Uma mulher, aliás duas, com vestidos longos, rodados, muito antigos, surgiram à sua frente com olhares curiosos. Testas franzidas, olhos admirados, uma chegou a se curvar para a frente, inspecionando-a detidamente.

• Cruz credo, uma porcariazinha destas a fazer tantas besteiras! O que estará virando este mundo.

• Cadela, coisa do demo – dizia uma delas – Vais pagar todas as suas maledicências e atos profanos, ordinária do demo.

O coração de Mayra disparou. Quem seriam aquelas pessoas? Do que mesmo a acusavam? Se havia alguém do dedo seriam elas mesmo. Que maluquice era tudo aquilo?

Soou uma voz, imponente, grossa e alta:

• Levantem-se! Adentra neste momento neste Tribunal de Inquisição o Juiz Inquisidor Don Alberto de Aguillar. Curvem-se, vassalos!

Inquisição? Tribunal? Ela aprendera quando estudara Medievalismo, ser a Inquisição o período mais negro da História da Igreja Católica. Mas isso lá pelos anos de 1.300, 1.400. Que farsa era aquela? Um teatro? E qual o seu papel nesta estória toda?

• Sentem-se – ordenou a mesma voz

• Fiéis seguidores desta Inquisição – falou o Juiz – Recebam os jurados deste Tribunal, homens e mulheres de bem.

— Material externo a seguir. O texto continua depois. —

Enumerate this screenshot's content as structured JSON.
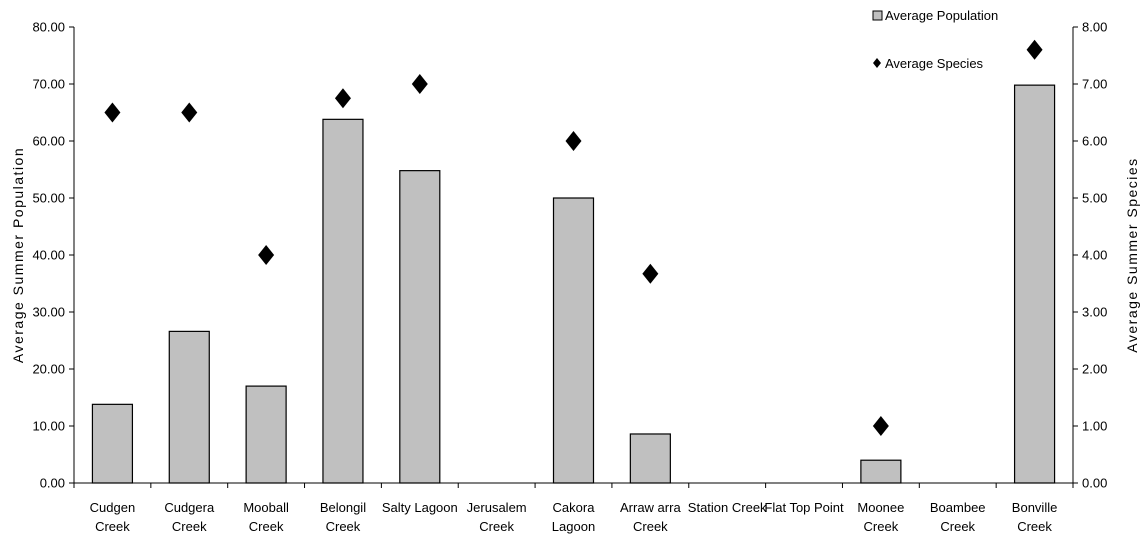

Adentraram ao salão, em fila indiana, alguns homens e mulheres que ocuparam ordeiramente as cadeiras enfileiradas. Estavam vestidos com uma batina de monge, cor marrom e capuz que lhes cobria os rostos, as cabeças baixas, em sinal de submissão, segundo deduziu Mayra, pasma diante de tudo aquilo.

• Recebamos agora o Acusador, Don Fernão Moreno Diaz, mui digno representante da Justiça desta Comunidade.

Entra um homem altivo, também encapuzado, passos rápidos e se assenta ao lado direito do Juiz. Retira o capuz, descobrindo e expondo a sua face. Mayra não o conhecia, nunca o vira antes.

• Comunico aos presentes, e à... Miserável ré suspeita, que o seu advogado de defesa, alegando incompetência para tal, desistiu de atuar neste tribunal. Portanto, inicie-se este julgamento.

O burburinho cresceu e o coração de Mayra disparou.